At the heart of the current EU proposal is that legally binding conformity assessments in the United States and the EU can now also be carried out in accordance with the provisions of the partner country's legal framework. In order to make this possible, test and audit institutions in one economic area should be able to obtain accreditation of the other party. The EU proposal contains detailed rules on such licensing, as well as positive and negative lists of sectors for which such audit licenses should be possible. In addition, several special arrangements are laid down. The proposal is explicit on the point that no requirements or rules of the other party are adopted, and the regulatory authority is not restricted. The respective standards and provisions of the two parties thus are expressly not affected.

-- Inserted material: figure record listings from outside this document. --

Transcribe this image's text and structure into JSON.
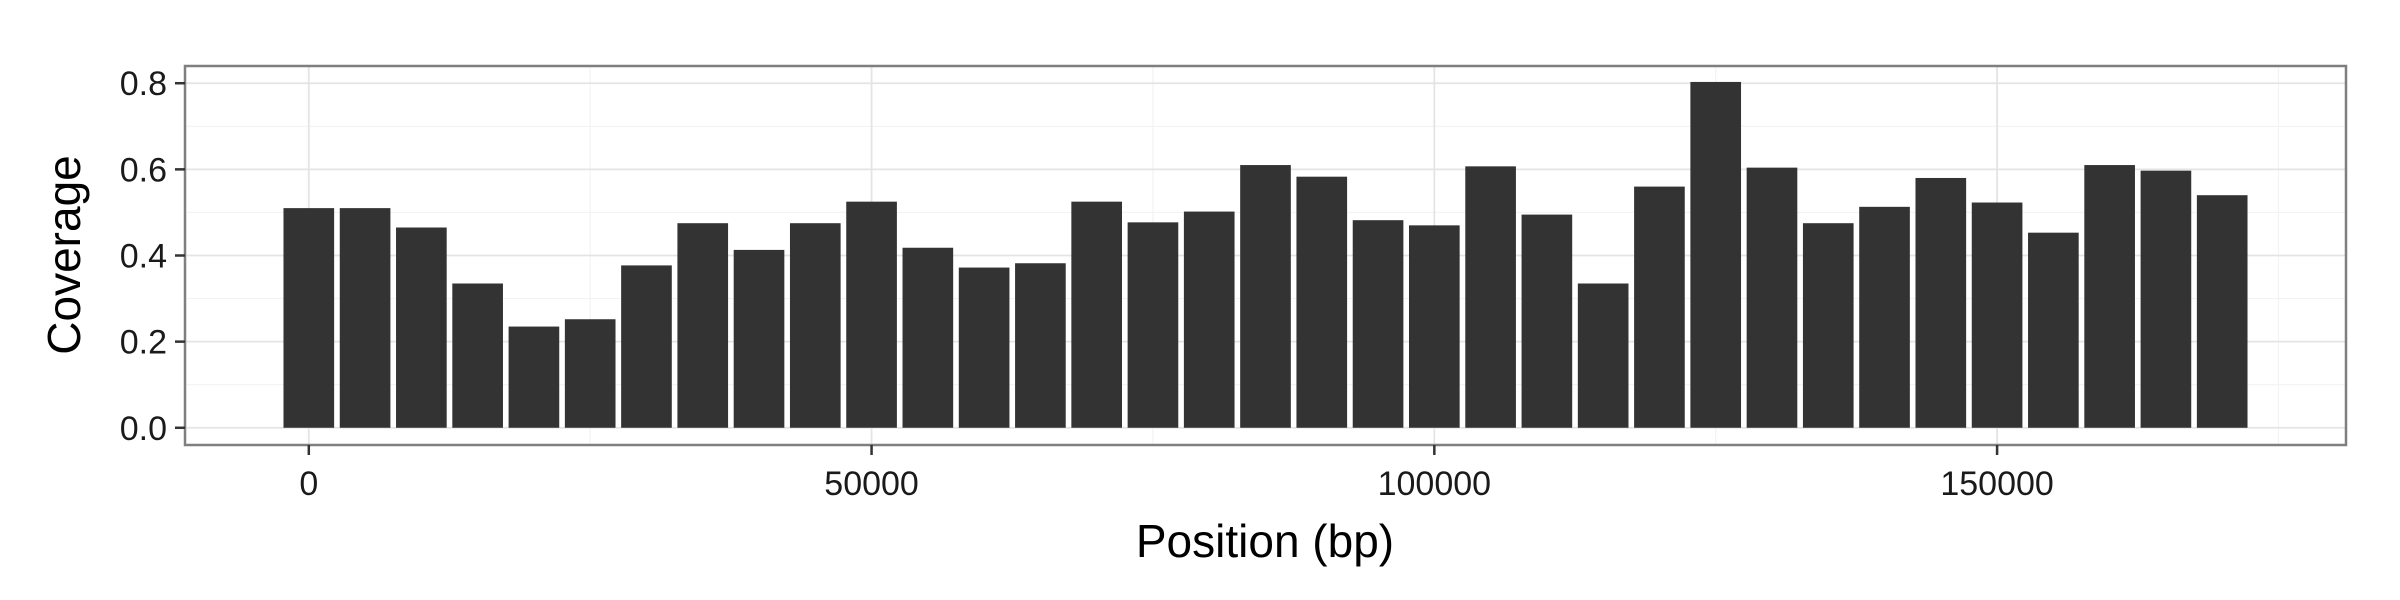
{
  "chart_data": {
    "type": "bar",
    "title": "",
    "xlabel": "Position (bp)",
    "ylabel": "Coverage",
    "xlim": [
      -11000,
      181000
    ],
    "ylim": [
      -0.04,
      0.84
    ],
    "x_ticks": [
      0,
      50000,
      100000,
      150000
    ],
    "x_tick_labels": [
      "0",
      "50000",
      "100000",
      "150000"
    ],
    "y_ticks": [
      0.0,
      0.2,
      0.4,
      0.6,
      0.8
    ],
    "y_tick_labels": [
      "0.0",
      "0.2",
      "0.4",
      "0.6",
      "0.8"
    ],
    "grid": true,
    "bar_color": "#333333",
    "bin_width": 5000,
    "x": [
      0,
      5000,
      10000,
      15000,
      20000,
      25000,
      30000,
      35000,
      40000,
      45000,
      50000,
      55000,
      60000,
      65000,
      70000,
      75000,
      80000,
      85000,
      90000,
      95000,
      100000,
      105000,
      110000,
      115000,
      120000,
      125000,
      130000,
      135000,
      140000,
      145000,
      150000,
      155000,
      160000,
      165000,
      170000
    ],
    "values": [
      0.51,
      0.51,
      0.465,
      0.335,
      0.235,
      0.252,
      0.377,
      0.475,
      0.413,
      0.475,
      0.525,
      0.418,
      0.372,
      0.382,
      0.525,
      0.477,
      0.502,
      0.61,
      0.583,
      0.482,
      0.47,
      0.607,
      0.495,
      0.335,
      0.56,
      0.803,
      0.604,
      0.475,
      0.513,
      0.58,
      0.523,
      0.453,
      0.61,
      0.597,
      0.54
    ]
  }
}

BDI welcomes the EU proposal. It is good to reduce bureaucratic hurdles in international trade with the United States, the EU’s most important economic partner. Companies on both sides of the Atlantic would benefit from such an agreement – on the one hand, through a common market for audit institutions. On the other hand, the mutual recognition of test data and results of certified audit institutions would eliminate unnecessary double tests for components already approved.
Furthermore, progress in the area of conformity assessments can provide a positive impetus for the negotiations on the reduction of industrial goods tariffs. An industrial goods agreement would give the closely intertwined economies of the EU and the United States cost advantages on the world market.